No, you retain the same ownership and title that you have today. The lender puts a lien on the property, just as they would with a regular forward mortgage, which is paid off when you sell your property, or when you pass and your heirs inherit and they can pay off the
loan with another loan or other funds.
When does the Reverse Mortgage need to be paid off?
When you sell the property or no longer occupy your home as your primary residence for a period of 12 months or longer.
What does the lender expect from me?
You must maintain the property in reasonably good condition. You must pay the property taxes and the homeowners insurance and any homeowner’s association dues you may have. And of course, the lender expects you to continue to occupy the property.
I currently hold title in a Trust, can I keep it that way?
Yes you can but the lender and title company do require that they review the trust and it must be approved. If you hold title in a trust you should let your Loan Officer know up front so he/she can get a copy of the trust and have it reviewed immediately so that there are no surprises later. Most trusts are prepared with lenders and their requirements in mind so they are not a problem but it is best to know as early on as possible!
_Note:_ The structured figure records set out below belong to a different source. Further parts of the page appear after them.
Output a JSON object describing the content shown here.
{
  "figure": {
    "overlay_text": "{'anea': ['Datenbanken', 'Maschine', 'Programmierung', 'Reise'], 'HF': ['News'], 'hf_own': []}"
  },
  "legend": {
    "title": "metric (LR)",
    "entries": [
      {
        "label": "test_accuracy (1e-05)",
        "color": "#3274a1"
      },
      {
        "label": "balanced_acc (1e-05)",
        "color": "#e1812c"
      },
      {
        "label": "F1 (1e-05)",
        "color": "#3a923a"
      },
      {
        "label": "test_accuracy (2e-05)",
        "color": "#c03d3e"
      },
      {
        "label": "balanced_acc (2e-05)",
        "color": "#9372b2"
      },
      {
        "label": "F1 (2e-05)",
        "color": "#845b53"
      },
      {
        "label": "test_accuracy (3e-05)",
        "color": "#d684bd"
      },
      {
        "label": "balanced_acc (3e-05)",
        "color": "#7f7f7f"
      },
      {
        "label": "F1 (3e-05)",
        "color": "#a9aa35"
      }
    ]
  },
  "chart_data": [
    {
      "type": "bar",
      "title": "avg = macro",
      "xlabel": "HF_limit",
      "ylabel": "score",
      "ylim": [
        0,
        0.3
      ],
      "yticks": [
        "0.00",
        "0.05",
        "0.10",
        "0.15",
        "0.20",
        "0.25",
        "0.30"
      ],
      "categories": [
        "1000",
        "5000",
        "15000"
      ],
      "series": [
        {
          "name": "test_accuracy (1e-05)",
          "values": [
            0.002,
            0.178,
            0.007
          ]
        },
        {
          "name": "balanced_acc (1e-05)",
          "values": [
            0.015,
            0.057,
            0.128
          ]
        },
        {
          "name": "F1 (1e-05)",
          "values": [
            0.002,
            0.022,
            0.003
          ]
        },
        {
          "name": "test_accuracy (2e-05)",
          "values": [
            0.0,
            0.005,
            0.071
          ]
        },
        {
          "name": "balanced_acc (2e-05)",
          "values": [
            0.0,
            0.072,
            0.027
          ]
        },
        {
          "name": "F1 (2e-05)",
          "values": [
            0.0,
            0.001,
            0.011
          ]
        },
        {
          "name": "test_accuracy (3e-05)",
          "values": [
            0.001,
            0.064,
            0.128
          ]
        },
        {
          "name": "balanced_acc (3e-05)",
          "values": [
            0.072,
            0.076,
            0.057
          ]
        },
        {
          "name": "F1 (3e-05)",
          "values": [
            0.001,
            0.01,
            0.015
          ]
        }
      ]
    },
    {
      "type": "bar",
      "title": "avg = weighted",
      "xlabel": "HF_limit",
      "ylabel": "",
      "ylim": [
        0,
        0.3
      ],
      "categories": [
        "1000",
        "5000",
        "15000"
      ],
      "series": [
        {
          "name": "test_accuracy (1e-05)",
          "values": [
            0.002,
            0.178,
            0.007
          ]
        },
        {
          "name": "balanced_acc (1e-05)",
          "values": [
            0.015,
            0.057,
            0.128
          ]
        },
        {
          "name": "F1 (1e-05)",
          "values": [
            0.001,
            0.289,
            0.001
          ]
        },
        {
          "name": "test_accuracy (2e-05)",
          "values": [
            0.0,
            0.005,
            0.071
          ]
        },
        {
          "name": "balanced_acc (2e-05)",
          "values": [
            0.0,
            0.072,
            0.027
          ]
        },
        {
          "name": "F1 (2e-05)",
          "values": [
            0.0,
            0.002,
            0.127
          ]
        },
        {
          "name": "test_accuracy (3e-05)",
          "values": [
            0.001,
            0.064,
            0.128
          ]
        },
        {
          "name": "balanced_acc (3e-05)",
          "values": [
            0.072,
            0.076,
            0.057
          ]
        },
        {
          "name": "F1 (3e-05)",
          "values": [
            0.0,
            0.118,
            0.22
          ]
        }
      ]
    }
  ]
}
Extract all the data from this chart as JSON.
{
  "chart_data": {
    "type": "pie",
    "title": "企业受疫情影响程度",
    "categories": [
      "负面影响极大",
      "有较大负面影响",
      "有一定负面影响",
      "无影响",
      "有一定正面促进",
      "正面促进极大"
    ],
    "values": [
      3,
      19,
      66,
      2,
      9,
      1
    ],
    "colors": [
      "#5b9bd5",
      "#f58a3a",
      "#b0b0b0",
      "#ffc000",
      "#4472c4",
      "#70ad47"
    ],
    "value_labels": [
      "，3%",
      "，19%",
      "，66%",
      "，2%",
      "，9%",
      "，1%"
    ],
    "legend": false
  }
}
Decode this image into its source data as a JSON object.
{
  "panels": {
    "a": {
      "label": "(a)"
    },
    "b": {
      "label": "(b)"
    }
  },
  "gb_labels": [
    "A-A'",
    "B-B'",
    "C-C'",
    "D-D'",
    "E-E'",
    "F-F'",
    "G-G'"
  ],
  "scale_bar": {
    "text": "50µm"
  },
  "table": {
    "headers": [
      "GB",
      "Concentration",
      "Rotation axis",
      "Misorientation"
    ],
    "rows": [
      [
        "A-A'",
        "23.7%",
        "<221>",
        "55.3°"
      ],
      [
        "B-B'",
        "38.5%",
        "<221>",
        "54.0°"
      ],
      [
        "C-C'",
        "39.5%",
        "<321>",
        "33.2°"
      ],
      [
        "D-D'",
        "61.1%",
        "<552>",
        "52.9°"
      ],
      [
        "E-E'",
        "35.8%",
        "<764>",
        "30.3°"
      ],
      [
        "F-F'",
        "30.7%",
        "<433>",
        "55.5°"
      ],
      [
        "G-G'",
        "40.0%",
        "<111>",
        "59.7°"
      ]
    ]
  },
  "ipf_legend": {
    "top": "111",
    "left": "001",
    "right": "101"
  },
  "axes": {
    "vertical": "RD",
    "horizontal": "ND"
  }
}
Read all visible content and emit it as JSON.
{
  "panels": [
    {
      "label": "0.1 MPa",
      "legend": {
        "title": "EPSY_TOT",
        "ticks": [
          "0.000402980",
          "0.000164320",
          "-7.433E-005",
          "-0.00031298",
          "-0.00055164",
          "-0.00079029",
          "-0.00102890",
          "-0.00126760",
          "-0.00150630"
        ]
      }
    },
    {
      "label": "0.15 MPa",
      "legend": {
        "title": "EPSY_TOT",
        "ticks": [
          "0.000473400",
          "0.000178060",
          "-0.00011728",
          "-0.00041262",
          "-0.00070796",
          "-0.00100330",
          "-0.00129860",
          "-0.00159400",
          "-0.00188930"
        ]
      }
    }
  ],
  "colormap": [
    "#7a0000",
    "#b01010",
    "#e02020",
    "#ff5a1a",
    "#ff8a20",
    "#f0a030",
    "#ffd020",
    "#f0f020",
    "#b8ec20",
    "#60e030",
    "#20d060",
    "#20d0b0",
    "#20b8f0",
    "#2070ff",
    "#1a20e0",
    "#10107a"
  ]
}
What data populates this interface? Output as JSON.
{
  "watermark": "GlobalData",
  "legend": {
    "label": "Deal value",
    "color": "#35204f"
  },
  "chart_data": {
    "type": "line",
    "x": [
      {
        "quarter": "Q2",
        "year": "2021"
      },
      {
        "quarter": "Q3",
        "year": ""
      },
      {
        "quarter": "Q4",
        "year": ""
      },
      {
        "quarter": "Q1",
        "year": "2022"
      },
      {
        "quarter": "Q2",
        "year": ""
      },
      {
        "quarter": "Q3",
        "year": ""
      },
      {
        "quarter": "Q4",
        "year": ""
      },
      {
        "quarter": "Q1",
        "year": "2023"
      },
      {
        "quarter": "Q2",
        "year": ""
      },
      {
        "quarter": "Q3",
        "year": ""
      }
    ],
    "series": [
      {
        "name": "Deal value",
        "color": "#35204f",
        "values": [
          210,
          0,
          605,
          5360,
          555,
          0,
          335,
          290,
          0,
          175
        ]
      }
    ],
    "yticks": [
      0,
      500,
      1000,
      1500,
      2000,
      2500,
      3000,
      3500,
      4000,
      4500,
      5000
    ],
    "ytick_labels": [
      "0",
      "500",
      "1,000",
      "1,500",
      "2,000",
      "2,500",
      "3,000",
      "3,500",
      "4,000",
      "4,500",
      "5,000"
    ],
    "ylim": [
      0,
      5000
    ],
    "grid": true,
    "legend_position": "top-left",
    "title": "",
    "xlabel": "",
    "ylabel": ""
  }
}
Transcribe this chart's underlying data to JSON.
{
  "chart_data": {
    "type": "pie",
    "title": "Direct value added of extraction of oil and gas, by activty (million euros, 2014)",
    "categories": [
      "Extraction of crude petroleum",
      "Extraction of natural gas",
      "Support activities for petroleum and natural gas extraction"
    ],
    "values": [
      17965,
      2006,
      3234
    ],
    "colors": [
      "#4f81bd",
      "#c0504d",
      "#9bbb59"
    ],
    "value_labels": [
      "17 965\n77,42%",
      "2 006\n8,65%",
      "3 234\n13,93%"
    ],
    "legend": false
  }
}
Will my heirs still receive an inheritance?
Yes, after the balance of your reverse mortgage is paid off, all remaining equity will go to your heirs. One of the forms we provide you with before you close your loan is an amortization schedule so you will always know the principal balance of your loan, year by year. How much equity will remain will depend on such variables as how much money you draw, how long you stay in your home, home appreciation, your home experiences, and interest rates (if you have a variable interest rate loan).